Birds On Exmoor
The Exmoor National Park has a variety of landscapes and habitats which support an abundance of wildlife and a great diversity of bird species many of which are more common than in the rest of the South West.
The landscape can be divided into five different types each with its own varieties of bird life:
Exmoor has about 34 miles of coastline from Minehead in the east to Combe Martin in the west.The shoreline in the vicinity of Dunster and Minehead is of sand and mud with vast areas exposed at low water providing a feeding area for many waders. Curlew, Ringed Plover, Oystercatcher, Turnstone and Dunlin are present for most months of the year. Less common visitors at certain times are Knot, Whimbrel, Little Stint, Ruff and Curlew Sandpiper.
Away from the beach the fields and hedgerows near the coast are good for migrants like warblers, chats, redstarts and wagtails. The Snow Bunting is a regular visitor in the winter.
The rest of the coastline except for Porlock Bay consists of steep rugged cliffs which vary from 150 to 305 metres high and provide nest sites for Peregrines, Fulmars, Kittiwakes, Razorbills and Guillimots with a few pairs of Great Black-backed and Herring Gulls.
Behind the shingle beach at Porlock Bay lie the reed beds of Porlock Marsh and former field systems now exposed to the sea and tidal flooding. Apart from regular species an impressive list of rarer birds have been sighted. The development of the recently flooded fields as a permanent habitat is on-going.
There are about 96,000 acres of farmland within the Park used mainly for sheep and beef production together with limited arable.
Over 3,500 miles of hedgerow provide a breeding habitat for smaller birds including the Blackcap and Garden Warbler. The remains of crops in the fields are food for mixed flocks of finches, Brambling, larks and wagtails.
The short grass in grazed fields is attractive to waders. Groups of Curlew, Lapwing and Golden Plover are common
There are large areas of woodland totalling 21,000 acres of broadleaf and conifer and including shelter belts and copses. A fairly small proportion is ancient woodland and the large areas of coniferous woodland are of relatively recent origin.
The broad leaved woodland supports a greater diversity of birdlife with all three woodpeckers, Nuthatch, Treecreeper, Tawny Owl, Buzzard, tits and finches all resident.
The conifers are not without their share. Flocks of tits and Goldcrests are common. Redpoll and Siskin are also present.
Rivers and Reservoirs
There are three reservoirs and many significant rivers with numerous tributaries due to the high rainfall on Exmoor.
Along the rivers there are respectable populations of Dipper, Kingfisher and Grey Wagtail. Common Sandpipers, Green Sandpipers and Sand Martins appear along the river edges.

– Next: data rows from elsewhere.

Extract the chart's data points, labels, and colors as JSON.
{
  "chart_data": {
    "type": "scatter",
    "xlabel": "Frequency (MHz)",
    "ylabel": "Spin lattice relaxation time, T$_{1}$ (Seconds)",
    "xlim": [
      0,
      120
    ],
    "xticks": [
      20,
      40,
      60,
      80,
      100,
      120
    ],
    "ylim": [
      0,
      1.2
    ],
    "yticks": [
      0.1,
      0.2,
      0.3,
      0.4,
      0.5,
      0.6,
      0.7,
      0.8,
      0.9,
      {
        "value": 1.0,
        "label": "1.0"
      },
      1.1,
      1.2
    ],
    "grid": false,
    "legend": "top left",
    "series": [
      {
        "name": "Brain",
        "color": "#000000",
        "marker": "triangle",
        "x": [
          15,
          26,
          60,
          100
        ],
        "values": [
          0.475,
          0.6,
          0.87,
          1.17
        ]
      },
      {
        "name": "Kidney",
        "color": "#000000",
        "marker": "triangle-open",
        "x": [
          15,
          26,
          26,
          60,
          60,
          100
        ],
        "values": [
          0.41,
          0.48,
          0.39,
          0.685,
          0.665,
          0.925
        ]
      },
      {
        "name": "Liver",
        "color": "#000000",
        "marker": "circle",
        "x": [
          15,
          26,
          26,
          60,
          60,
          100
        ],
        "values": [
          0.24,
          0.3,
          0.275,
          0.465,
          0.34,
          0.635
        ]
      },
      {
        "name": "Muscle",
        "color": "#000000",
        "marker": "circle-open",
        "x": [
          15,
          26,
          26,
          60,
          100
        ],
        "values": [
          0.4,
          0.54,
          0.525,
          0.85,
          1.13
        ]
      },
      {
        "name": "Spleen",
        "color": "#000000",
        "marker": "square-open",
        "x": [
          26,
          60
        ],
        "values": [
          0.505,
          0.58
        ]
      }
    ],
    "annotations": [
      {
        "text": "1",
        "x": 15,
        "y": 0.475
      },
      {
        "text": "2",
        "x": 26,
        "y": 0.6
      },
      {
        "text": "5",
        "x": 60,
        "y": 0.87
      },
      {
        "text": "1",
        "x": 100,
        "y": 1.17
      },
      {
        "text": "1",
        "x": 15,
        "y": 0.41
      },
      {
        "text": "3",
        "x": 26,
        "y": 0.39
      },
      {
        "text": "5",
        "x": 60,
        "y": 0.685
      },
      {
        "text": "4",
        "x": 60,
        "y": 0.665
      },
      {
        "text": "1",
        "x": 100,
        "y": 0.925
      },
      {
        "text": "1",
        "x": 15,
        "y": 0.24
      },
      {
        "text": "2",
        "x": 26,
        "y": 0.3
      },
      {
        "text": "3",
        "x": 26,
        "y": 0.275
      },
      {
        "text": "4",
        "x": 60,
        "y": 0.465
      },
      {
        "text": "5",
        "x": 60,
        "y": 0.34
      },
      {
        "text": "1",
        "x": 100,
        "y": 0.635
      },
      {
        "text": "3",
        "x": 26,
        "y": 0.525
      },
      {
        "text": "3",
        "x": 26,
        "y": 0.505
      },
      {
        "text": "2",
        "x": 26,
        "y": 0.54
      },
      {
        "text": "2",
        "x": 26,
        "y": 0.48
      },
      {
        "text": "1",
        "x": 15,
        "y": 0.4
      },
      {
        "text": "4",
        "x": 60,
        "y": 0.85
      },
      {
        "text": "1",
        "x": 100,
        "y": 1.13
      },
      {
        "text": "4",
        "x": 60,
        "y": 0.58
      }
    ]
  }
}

The largest reservoir is Wimbleball which also supports the greatest number of bird species. In winter, duck are present depending on the weather and regularly include Mallard, Teal, Wigeon, Pochard, Tufted Duck, Goosander and Goldeneye. Less commonly Scaup, Gadwall, Shoveller and Common Scoter may be around. The lake is home to a large flock of Canada and more exotic Geese.
Waders are rare but Green, Common and Wood Sandpipers, Greenshank, Spotted Ringed Plover have been seen on passage. Dunlin, Ringed Plover and Redshank are regular visitors. Around the lake are breeding habitats for Wood Warbler, Pied Flycatcher, Whinchat, Raven and Willow Tit.
The other reservoirs are smaller and do not boast such a wide range of species. Nutscale has Scaup, Pochard and Goosander. The surrounding area is home to Buzzard, Raven, Redstart, Grey Wagtail, Dipper and Cuckoo as well as commoner birds.
The moorland areas of Exmoor total about 47,000 acres. The landscape is harsh and inhospitable particularly in the winter. As a result many resident birds move to lower altitudes at that time of year.
Meadow Pipit and Skylark are common. Red Grouse are feared to be near extinct but there have been a few sightings in the vicinity of Dunkery. During the summer the moorland erupts with Stonechat, Tree Pipit, Whinchat, Wheatear, Cuckoo and Lapwing being among the species that breed. The Ring Ouzel has become increasingly rare but the Dartford Warbler is no longer an unusual sight.
There are a good number of raptors with Hobby and Merlin breeding on the moor as well as the Buzzards, Kestrels and Sparrowhawks.
Occasional visitors are Hen and Montagu’s Harrier, Red Kite, Great Shrike, Snow Bunting and Dotterel.